The Court of Appeals, in an opinion by Judge Pigott, held that when a pendente lite award of maintenance is found at trial to be excessive or inequitable, the Court may make an appropriate adjustment in the equitable distribution award. Thus, Supreme Court did not abuse its discretion in giving husband a credit representing the amount of the pendent lite maintenance he paid that exceeded what he was required to pay under the final maintenance award. In determining the temporary maintenance award, Supreme Court imputed an average salary in excess of $2 million to husband. However, at trial, it was established that his income was significantly lower. Given the disparity in the maintenance amounts, under the circumstances of this case, it was appropriate for the husband to receive a credit.
The Court of Appeals rejected the husband's claim that he should have been entitled to a credit for excess child support payments, pointing out that it has long been held that there is a "strong public policy against restitution or recoupment of support overpayments" and nothing in this record showed it was error to deny that relief.
Judge Pigott noted that under the equitable distribution statute any appreciation in the value of separate property due to the contributions or efforts of the nontitled spouse will be considered marital property (Price v. Price, 69 N.Y.2d 8 [1986] ). This includes any direct contributions to the appreciation, such as when the nontitled spouse makes financial contributions towards the property, as well as when the nontitled spouse makes direct nonfinancial contributions, such as by personally maintaining, making improvements to, or renovating a marital residence. Thus, Supreme Court properly held that the improvements were marital, since the increase in the property was a result of both parties' efforts.
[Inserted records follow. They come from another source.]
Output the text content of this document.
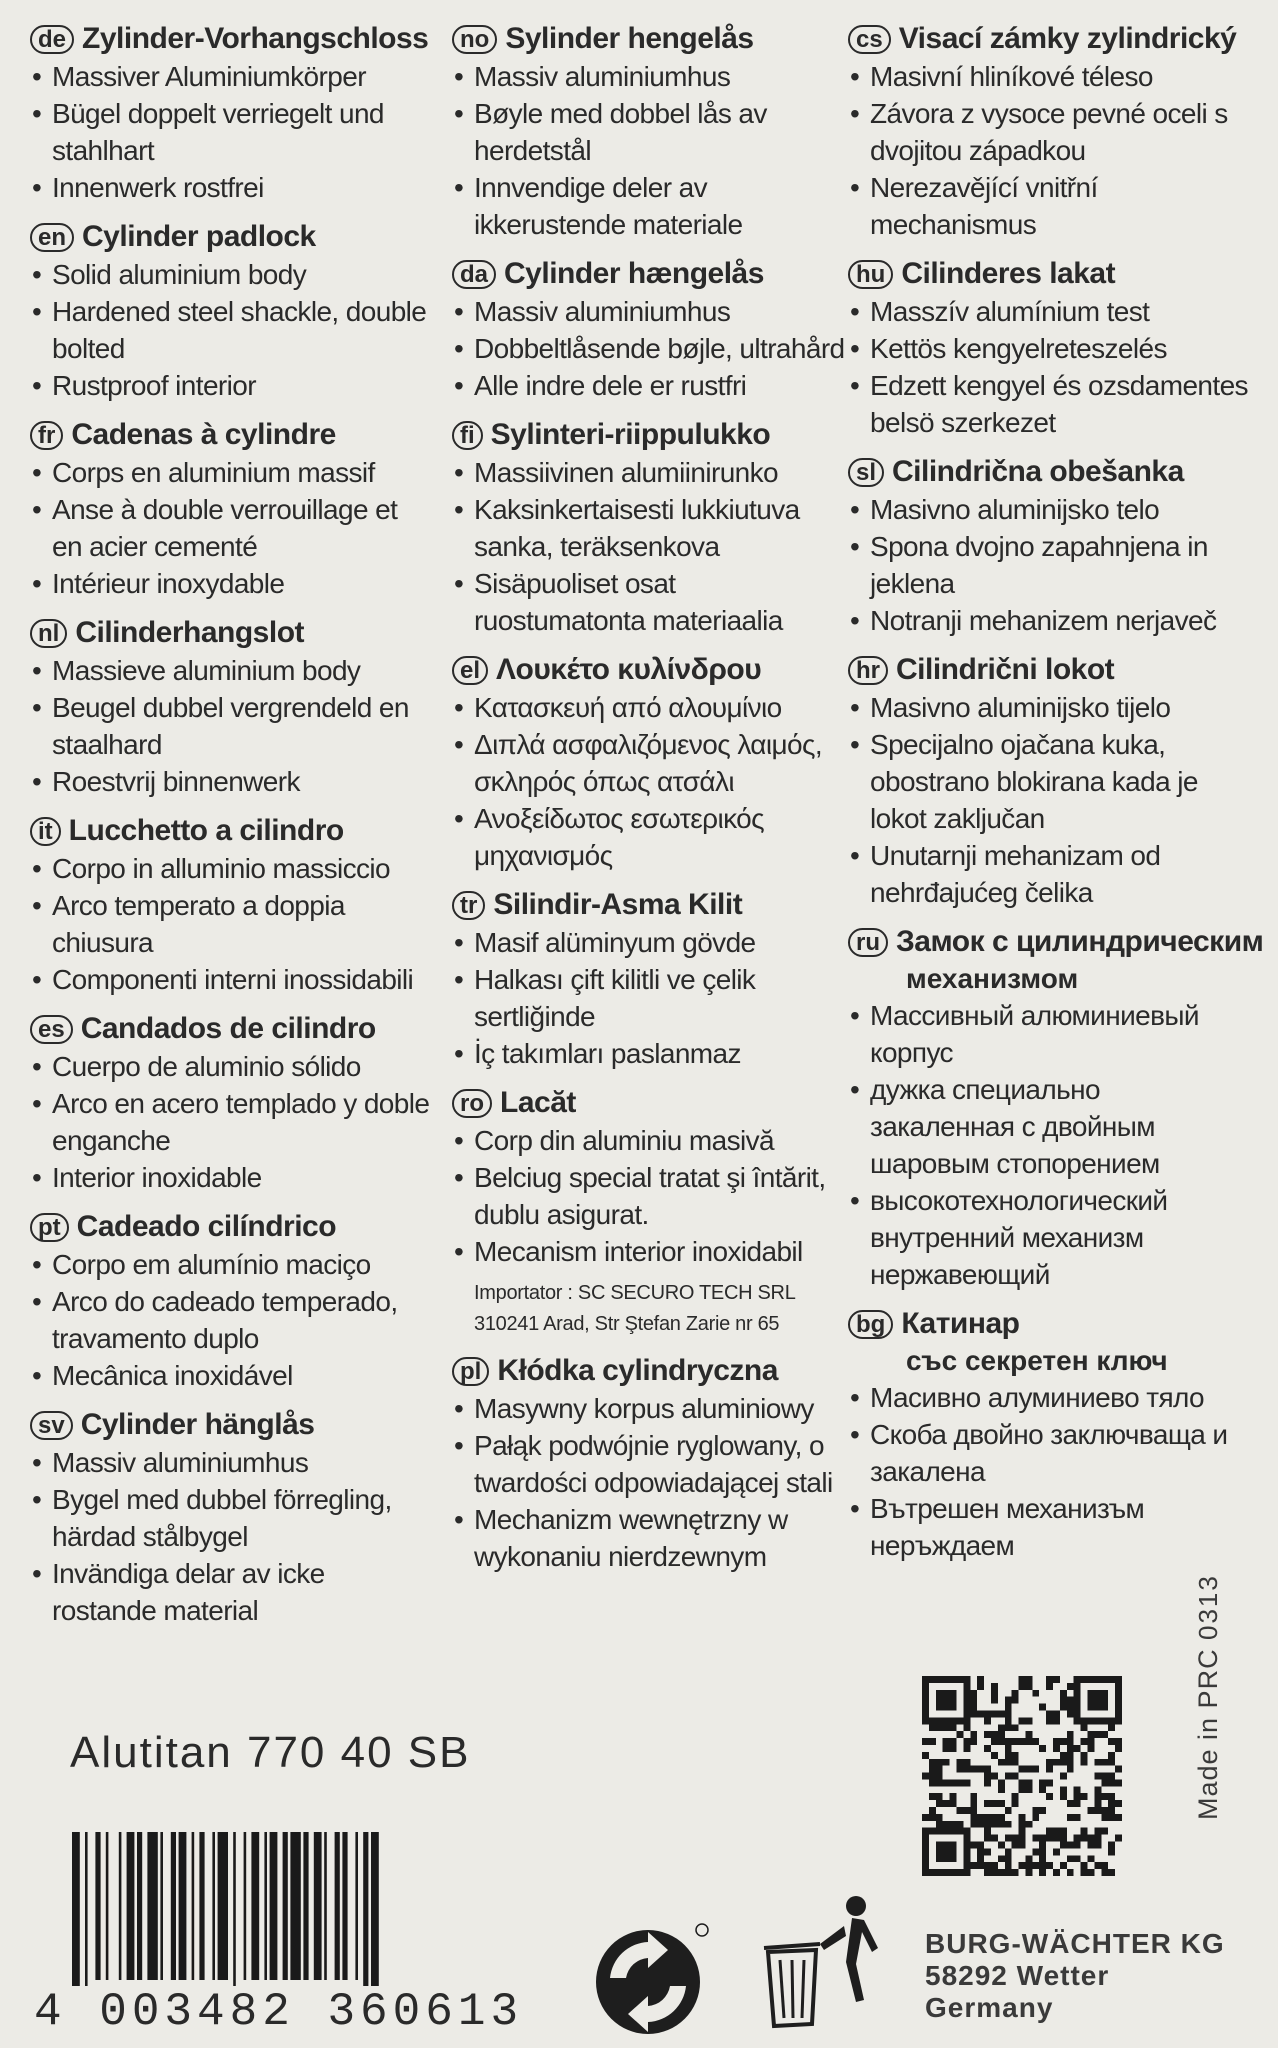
de Zylinder-Vorhangschloss
• Massiver Aluminiumkörper
• Bügel doppelt verriegelt und stahlhart
• Innenwerk rostfrei
en Cylinder padlock
• Solid aluminium body
• Hardened steel shackle, double bolted
• Rustproof interior
fr Cadenas à cylindre
• Corps en aluminium massif
• Anse à double verrouillage et en acier cementé
• Intérieur inoxydable
nl Cilinderhangslot
• Massieve aluminium body
• Beugel dubbel vergrendeld en staalhard
• Roestvrij binnenwerk
it Lucchetto a cilindro
• Corpo in alluminio massiccio
• Arco temperato a doppia chiusura
• Componenti interni inossidabili
es Candados de cilindro
• Cuerpo de aluminio sólido
• Arco en acero templado y doble enganche
• Interior inoxidable
pt Cadeado cilíndrico
• Corpo em alumínio maciço
• Arco do cadeado temperado, travamento duplo
• Mecânica inoxidável
sv Cylinder hänglås
• Massiv aluminiumhus
• Bygel med dubbel förregling, härdad stålbygel
• Invändiga delar av icke rostande material
no Sylinder hengelås
• Massiv aluminiumhus
• Bøyle med dobbel lås av herdetstål
• Innvendige deler av ikkerustende materiale
da Cylinder hængelås
• Massiv aluminiumhus
• Dobbeltlåsende bøjle, ultrahård
• Alle indre dele er rustfri
fi Sylinteri-riippulukko
• Massiivinen alumiinirunko
• Kaksinkertaisesti lukkiutuva sanka, teräksenkova
• Sisäpuoliset osat ruostumatonta materiaalia
el Λουκέτο κυλίνδρου
• Κατασκευή από αλουμίνιο
• Διπλά ασφαλιζόμενος λαιμός, σκληρός όπως ατσάλι
• Ανοξείδωτος εσωτερικός μηχανισμός
tr Silindir-Asma Kilit
• Masif alüminyum gövde
• Halkası çift kilitli ve çelik sertliğinde
• İç takımları paslanmaz
ro Lacăt
• Corp din aluminiu masivă
• Belciug special tratat şi întărit, dublu asigurat.
• Mecanism interior inoxidabil
Importator : SC SECURO TECH SRL
310241 Arad, Str Ştefan Zarie nr 65
pl Kłódka cylindryczna
• Masywny korpus aluminiowy
• Pałąk podwójnie ryglowany, o twardości odpowiadającej stali
• Mechanizm wewnętrzny w wykonaniu nierdzewnym
cs Visací zámky zylindrický
• Masivní hliníkové téleso
• Závora z vysoce pevné oceli s dvojitou západkou
• Nerezavějící vnitřní mechanismus
hu Cilinderes lakat
• Masszív alumínium test
• Kettös kengyelreteszelés
• Edzett kengyel és ozsdamentes belsö szerkezet
sl Cilindrična obešanka
• Masivno aluminijsko telo
• Spona dvojno zapahnjena in jeklena
• Notranji mehanizem nerjaveč
hr Cilindrični lokot
• Masivno aluminijsko tijelo
• Specijalno ojačana kuka, obostrano blokirana kada je lokot zaključan
• Unutarnji mehanizam od nehrđajućeg čelika
ru Замок с цилиндрическим
механизмом
• Массивный алюминиевый корпус
• дужка специально закаленная с двойным шаровым стопорением
• высокотехнологический внутренний механизм нержавеющий
bg Катинар
със секретен ключ
• Масивно алуминиево тяло
• Скоба двойно заключваща и закалена
• Вътрешен механизъм неръждаем
Alutitan 770 40 SB
4 003482 360613
0313
Made in PRC
BURG-WÄCHTER KG
58292 Wetter
Germany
He found that the Appellate Division did not abuse its discretion in reducing the award to wife from 50% to 25% of the property appreciation. The husband's income was the sole source of the funds expended on the property and, the husband's involvements in the renovations were far more extensive. The Court noted that it had held that when "exercising its discretionary power to award counsel fees, a court should review the financial circumstances of both parties together with all the other circumstances of the case, which may include the relative merit of the parties' positions" (citing DeCabrera v. Cabrera-Rosete, 70 N.Y.2d 879 [1987]). Here, when awarding the fees, the court considered the parties' financial positions as well as the delay incurred as a result of husband's obstructionist tactics. Thus, it declined to disturb those awards. Finally, the Court held that the wife was not entitled to the 50% credit representing the money paid during the marriage towards husband's pre-marital obligations to pay his first wife maintenance and child support (citing "Mahoney-Buntzman v. Buntzman, NY3d", which it decided the same day).